Carbon dioxide is thus one of the most common precursors of filler materials, such as PCC. According to the present invention the carbon dioxide is introduced in the form of microsized or nanoszied gas bubbles or so called nanobubbles. These bubbles may also be called microbubbles.

According to one embodiment the nanobubbles may have a diameter in the range of from 10 to 800 nanometers (nm). According to one embodiment the nanobubbles may have a diameter in the range of from 10 to 600 nm. According to another embodiment the nanobubbles may have a diameter in the range of from 10 to 400 nm. According to yet an alternative embodiment the nanobubbles may have a diameter in the range of from 10 to 100 nm. According to one alternative the gas bubbles may have different size distributions, i.e. there is a mixture of bubbles having different sizes or diameters. This means that a main part of the bubbles may have a diameter in the range of 10 to 400 nm, but there may be bubbles having a larger diameter present in the mixture. The micro or nanobubbles are quite stable, which may provide for an improved or increased mixing and reaction efficiency when forming the filler material by providing the carbon dioxide precursor in the form of

nanobubbles.

The filler material formed by introducing these nanobubbles will also be of micro or nanosized particles, that is a nanofiller material is formed, e.g. a nano-PCC. According to one embodiment the diameter of these nanofiller particles may be in the range of from 100 to 1000 nm.
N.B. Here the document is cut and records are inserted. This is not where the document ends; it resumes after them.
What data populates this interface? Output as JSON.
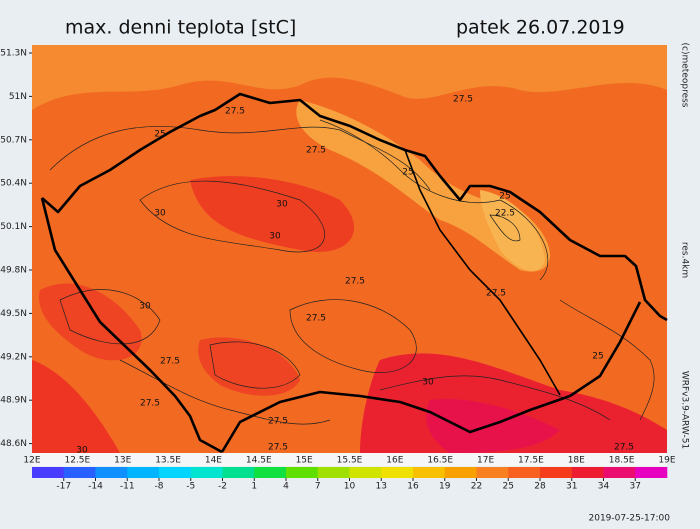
{
  "header": {
    "title": "max. denni teplota [stC]",
    "date": "patek 26.07.2019"
  },
  "map": {
    "lat_labels": [
      "51.3N",
      "51N",
      "50.7N",
      "50.4N",
      "50.1N",
      "49.8N",
      "49.5N",
      "49.2N",
      "48.9N",
      "48.6N"
    ],
    "lon_labels": [
      "12E",
      "12.5E",
      "13E",
      "13.5E",
      "14E",
      "14.5E",
      "15E",
      "15.5E",
      "16E",
      "16.5E",
      "17E",
      "17.5E",
      "18E",
      "18.5E",
      "19E"
    ],
    "contour_labels": [
      "27.5",
      "27.5",
      "25",
      "27.5",
      "25",
      "25",
      "22.5",
      "30",
      "30",
      "30",
      "27.5",
      "27.5",
      "30",
      "27.5",
      "27.5",
      "25",
      "30",
      "27.5",
      "27.5",
      "30",
      "27.5",
      "27.5"
    ]
  },
  "colorbar": {
    "values": [
      -17,
      -14,
      -11,
      -8,
      -5,
      -2,
      1,
      4,
      7,
      10,
      13,
      16,
      19,
      22,
      25,
      28,
      31,
      34,
      37
    ],
    "colors": [
      "#4a3cff",
      "#2860ff",
      "#1090ff",
      "#00b4ff",
      "#00d4ff",
      "#00e4d0",
      "#00e090",
      "#10e040",
      "#60e000",
      "#a0e000",
      "#d0e400",
      "#f0e000",
      "#f8c000",
      "#f8a000",
      "#f88020",
      "#f86020",
      "#f43c1c",
      "#ee1c30",
      "#ec0c70",
      "#e800c0"
    ]
  },
  "side": {
    "credit": "(c)meteopress",
    "resolution": "res.4km",
    "model": "WRFv3.9-ARW-51"
  },
  "footer": {
    "run_time": "2019-07-25-17:00"
  }
}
This means that the formed nanofiller, due to its small size, also can be more easily mixed into the high density or high concentration solution comprising the nanofibrillated polysaccharide.

The filler material may be produced at sub or super critical conditions, for instance at high pressure or high temperature, or combination of both.
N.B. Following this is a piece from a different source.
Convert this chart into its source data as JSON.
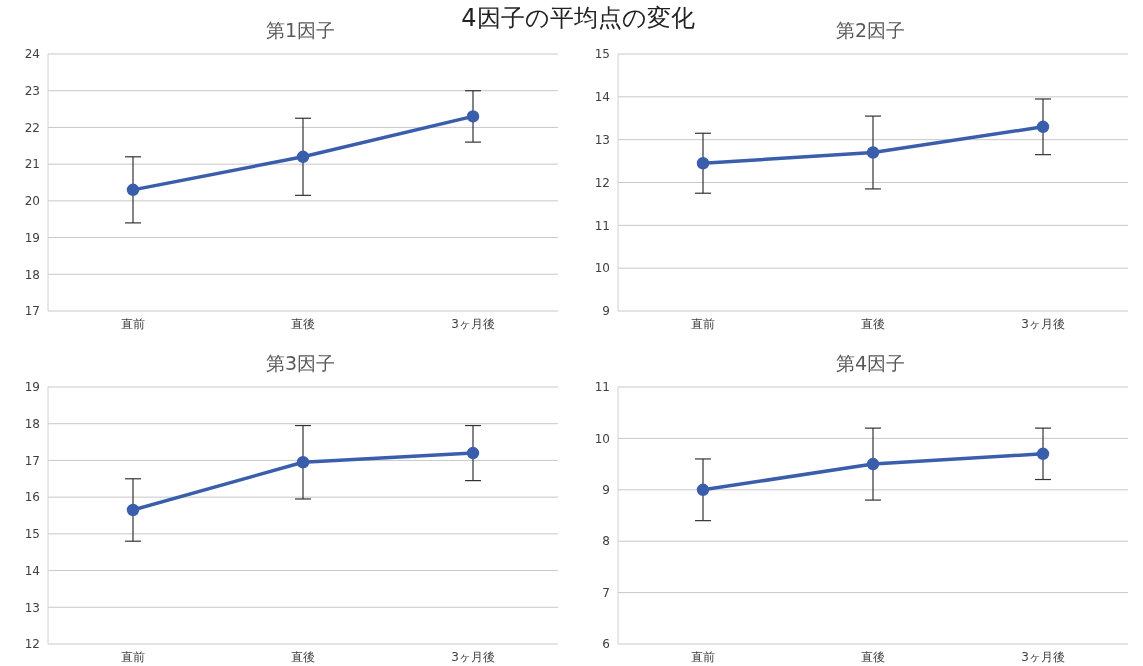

The filler material may be further surface modified, for instance by adding chemicals such as dispersants, coupling agents, flame retardants, binders, hydrophobic chemicals, etc.

The introduction of the nanofiller, or alternatively the precursors forming the nanofiller, into the high density solution of nanofibrillated polysaccharide has shown to provide for a paper making process in which the web or film may be more easily dewatered, i.e. has a higher dewatering rate.

This means that a highly refined paper or paperboard may be produced from the web or film in a more efficient manner.

According to one embodiment the amount of filler material, i.e. the nanofiller material, is less than 20% of the dry content of the microfibrillated polysaccharide, or less than 15% of the dry content of the microfibrillated polysaccharide, or less than 10% of the dry content of the microfibrillated polysaccharide.

In view of the above detailed description of the present invention, other modifications and variations will become apparent to those skilled in the art. However, it should be apparent that such other modifications and variations may be effected without departing from the spirit and scope of the invention.